Remote-access meters can cut your energy costs
A new web-based smart metering system has been developed by CSIRO to enable householders, small businesses and electricity retailers to remotely control energy use over a broadband Internet connection.
The aim is to help small scale energy users cut energy use, costs and carbon emissions.
CSIRO project leader, Dr Martin de Groot, said the system will give householders the flexibility to cutback their electricity use at times when it’s needed elsewhere on the grid.
CSIRO has worked with energy service company, Energy Response, and hardware designer, Saturn South, to develop a system able to aggregate a large number of smaller users. Until now this has been logistically impossible and cost prohibitive.

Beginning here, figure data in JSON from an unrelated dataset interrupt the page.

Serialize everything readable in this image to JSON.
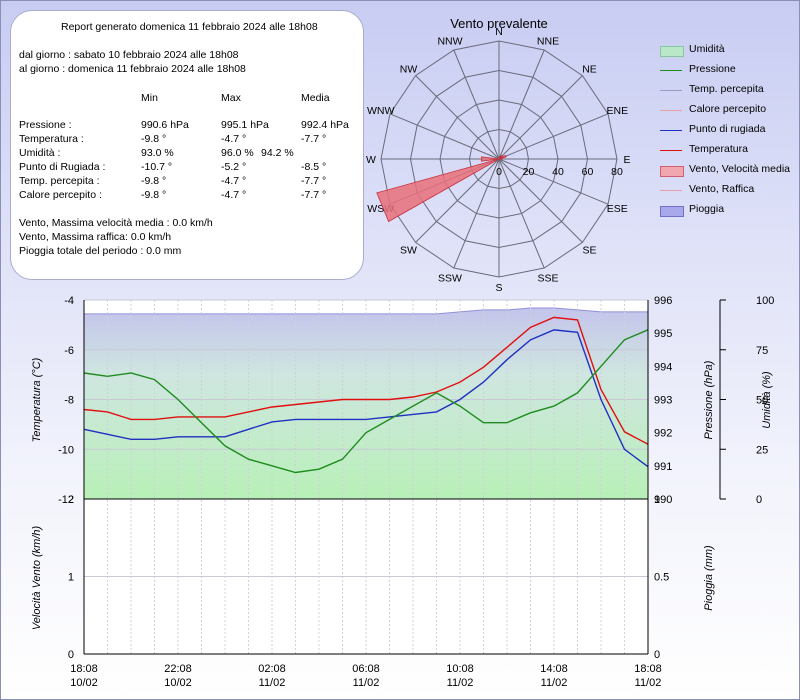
{
  "report": {
    "title": "Report generato domenica 11 febbraio 2024 alle 18h08",
    "from": "dal giorno : sabato 10 febbraio 2024 alle 18h08",
    "to": "al giorno : domenica 11 febbraio 2024 alle 18h08",
    "headers": [
      "Min",
      "Max",
      "Media"
    ],
    "rows": [
      {
        "label": "Pressione :",
        "min": "990.6 hPa",
        "max": "995.1 hPa",
        "avg": "992.4 hPa"
      },
      {
        "label": "Temperatura :",
        "min": "-9.8 °",
        "max": "-4.7 °",
        "avg": "-7.7 °"
      },
      {
        "label": "Umidità :",
        "min": "93.0 %",
        "max": "96.0 %",
        "avg": "94.2 %"
      },
      {
        "label": "Punto di Rugiada :",
        "min": "-10.7 °",
        "max": "-5.2 °",
        "avg": "-8.5 °"
      },
      {
        "label": "Temp. percepita :",
        "min": "-9.8 °",
        "max": "-4.7 °",
        "avg": "-7.7 °"
      },
      {
        "label": "Calore percepito :",
        "min": "-9.8 °",
        "max": "-4.7 °",
        "avg": "-7.7 °"
      }
    ],
    "wind_avg": "Vento, Massima velocità media : 0.0 km/h",
    "wind_gust": "Vento, Massima raffica: 0.0 km/h",
    "rain_total": "Pioggia totale del periodo : 0.0 mm"
  },
  "legend": [
    {
      "label": "Umidità",
      "color": "#2bbf2b",
      "kind": "fill-green"
    },
    {
      "label": "Pressione",
      "color": "#1e8c1e",
      "kind": "line"
    },
    {
      "label": "Temp. percepita",
      "color": "#9a9ac8",
      "kind": "line"
    },
    {
      "label": "Calore percepito",
      "color": "#e8a0a0",
      "kind": "line"
    },
    {
      "label": "Punto di rugiada",
      "color": "#2030c0",
      "kind": "line"
    },
    {
      "label": "Temperatura",
      "color": "#e01010",
      "kind": "line"
    },
    {
      "label": "Vento, Velocità media",
      "color": "#e8707a",
      "kind": "fill-red"
    },
    {
      "label": "Vento, Raffica",
      "color": "#e8a0a8",
      "kind": "line"
    },
    {
      "label": "Pioggia",
      "color": "#9090e0",
      "kind": "fill-blue"
    }
  ],
  "chart_data": [
    {
      "type": "rose",
      "title": "Vento prevalente",
      "directions": [
        "N",
        "NNE",
        "NE",
        "ENE",
        "E",
        "ESE",
        "SE",
        "SSE",
        "S",
        "SSW",
        "SW",
        "WSW",
        "W",
        "WNW",
        "NW",
        "NNW"
      ],
      "radial_ticks": [
        0,
        20,
        40,
        60,
        80
      ],
      "rmax": 80,
      "values": [
        0,
        2,
        3,
        5,
        2,
        0,
        0,
        0,
        0,
        0,
        0,
        86,
        12,
        0,
        0,
        0
      ],
      "colors": {
        "fill": "#e8707a"
      }
    },
    {
      "type": "line",
      "x_ticks": [
        [
          "18:08",
          "10/02"
        ],
        [
          "22:08",
          "10/02"
        ],
        [
          "02:08",
          "11/02"
        ],
        [
          "06:08",
          "11/02"
        ],
        [
          "10:08",
          "11/02"
        ],
        [
          "14:08",
          "11/02"
        ],
        [
          "18:08",
          "11/02"
        ]
      ],
      "ylabel": "Temperatura (°C)",
      "ylabel2": "Pressione (hPa)",
      "ylabel3": "Umidità (%)",
      "ylim": [
        -12,
        -4
      ],
      "ylim2": [
        990,
        996
      ],
      "ylim3": [
        0,
        100
      ],
      "y_ticks": [
        -4,
        -6,
        -8,
        -10,
        -12
      ],
      "y2_ticks": [
        996,
        995,
        994,
        993,
        992,
        991,
        990
      ],
      "y3_ticks": [
        100,
        75,
        50,
        25,
        0
      ],
      "x": [
        0,
        1,
        2,
        3,
        4,
        5,
        6,
        7,
        8,
        9,
        10,
        11,
        12,
        13,
        14,
        15,
        16,
        17,
        18,
        19,
        20,
        21,
        22,
        23,
        24
      ],
      "series": [
        {
          "name": "Temperatura",
          "axis": "temp",
          "color": "#e01010",
          "values": [
            -8.4,
            -8.5,
            -8.8,
            -8.8,
            -8.7,
            -8.7,
            -8.7,
            -8.5,
            -8.3,
            -8.2,
            -8.1,
            -8.0,
            -8.0,
            -8.0,
            -7.9,
            -7.7,
            -7.3,
            -6.7,
            -5.9,
            -5.1,
            -4.7,
            -4.8,
            -7.6,
            -9.3,
            -9.8
          ]
        },
        {
          "name": "Punto di rugiada",
          "axis": "temp",
          "color": "#2030c0",
          "values": [
            -9.2,
            -9.4,
            -9.6,
            -9.6,
            -9.5,
            -9.5,
            -9.5,
            -9.2,
            -8.9,
            -8.8,
            -8.8,
            -8.8,
            -8.8,
            -8.7,
            -8.6,
            -8.5,
            -8.0,
            -7.3,
            -6.4,
            -5.6,
            -5.2,
            -5.3,
            -8.0,
            -10.0,
            -10.7
          ]
        },
        {
          "name": "Pressione",
          "axis": "press",
          "color": "#1e8c1e",
          "values": [
            993.8,
            993.7,
            993.8,
            993.6,
            993.0,
            992.3,
            991.6,
            991.2,
            991.0,
            990.8,
            990.9,
            991.2,
            992.0,
            992.4,
            992.8,
            993.2,
            992.8,
            992.3,
            992.3,
            992.6,
            992.8,
            993.2,
            994.0,
            994.8,
            995.1
          ]
        },
        {
          "name": "Umidità",
          "axis": "hum",
          "color": "#2bbf2b",
          "values": [
            93,
            93,
            93,
            93,
            93,
            93,
            93,
            93,
            93,
            93,
            93,
            93,
            93,
            93,
            93,
            93,
            94,
            95,
            95,
            96,
            96,
            95,
            94,
            94,
            94
          ]
        }
      ]
    },
    {
      "type": "bar",
      "x_ticks": [
        [
          "18:08",
          "10/02"
        ],
        [
          "22:08",
          "10/02"
        ],
        [
          "02:08",
          "11/02"
        ],
        [
          "06:08",
          "11/02"
        ],
        [
          "10:08",
          "11/02"
        ],
        [
          "14:08",
          "11/02"
        ],
        [
          "18:08",
          "11/02"
        ]
      ],
      "ylabel": "Velocità Vento (km/h)",
      "ylabel2": "Pioggia (mm)",
      "ylim": [
        0,
        2
      ],
      "ylim2": [
        0,
        1
      ],
      "y_ticks": [
        2,
        1,
        0
      ],
      "y2_ticks": [
        1,
        0.5,
        0
      ],
      "series": [
        {
          "name": "Vento, Velocità media",
          "values": [
            0,
            0,
            0,
            0,
            0,
            0,
            0
          ]
        },
        {
          "name": "Pioggia",
          "values": [
            0,
            0,
            0,
            0,
            0,
            0,
            0
          ]
        }
      ]
    }
  ]
}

"By taking advantage of common broadband Internet connections we are now able to build and deploy a very cheap, real-time platform to deliver energy services to individual dwellings," Dr de Groot said.
The system involves installing a mini smart-meter in a household or business electrical switchboard, which can then be managed remotely from a centralised control platform.
"Once regulatory approval has been given, energy service companies will be able offer householders more favourable electricity supply agreements and enable them to be more adaptable in their consumption patterns.
"The householders can even receive alerts on their mobile phones notifying of any significant changes in energy use in the home."
CSIRO has estimated projected cost savings for Tasmania, where the new demand side technology was developed. It found the State’s annual electricity expenditure could be cut by $10.9 million, even if less than 10 percent of Tasmanian customers used the system.
If just 10 per cent of Tasmanian households or small businesses take up the technology, the annual savings for those who do is estimated at up to $200 for householders and $1,300 for small businesses.
The infrastructure is cheap, can be retrofitted to existing buildings and complements other technologies such as local generators and intelligent home automation systems.
CSIRO developed the remote control system software and Saturn South designed and built the mini smart meters to CSIRO specifications.
The system will be on display at the CeBIT technology conference at Darling Harbour, Sydney, from 24 to 26 May.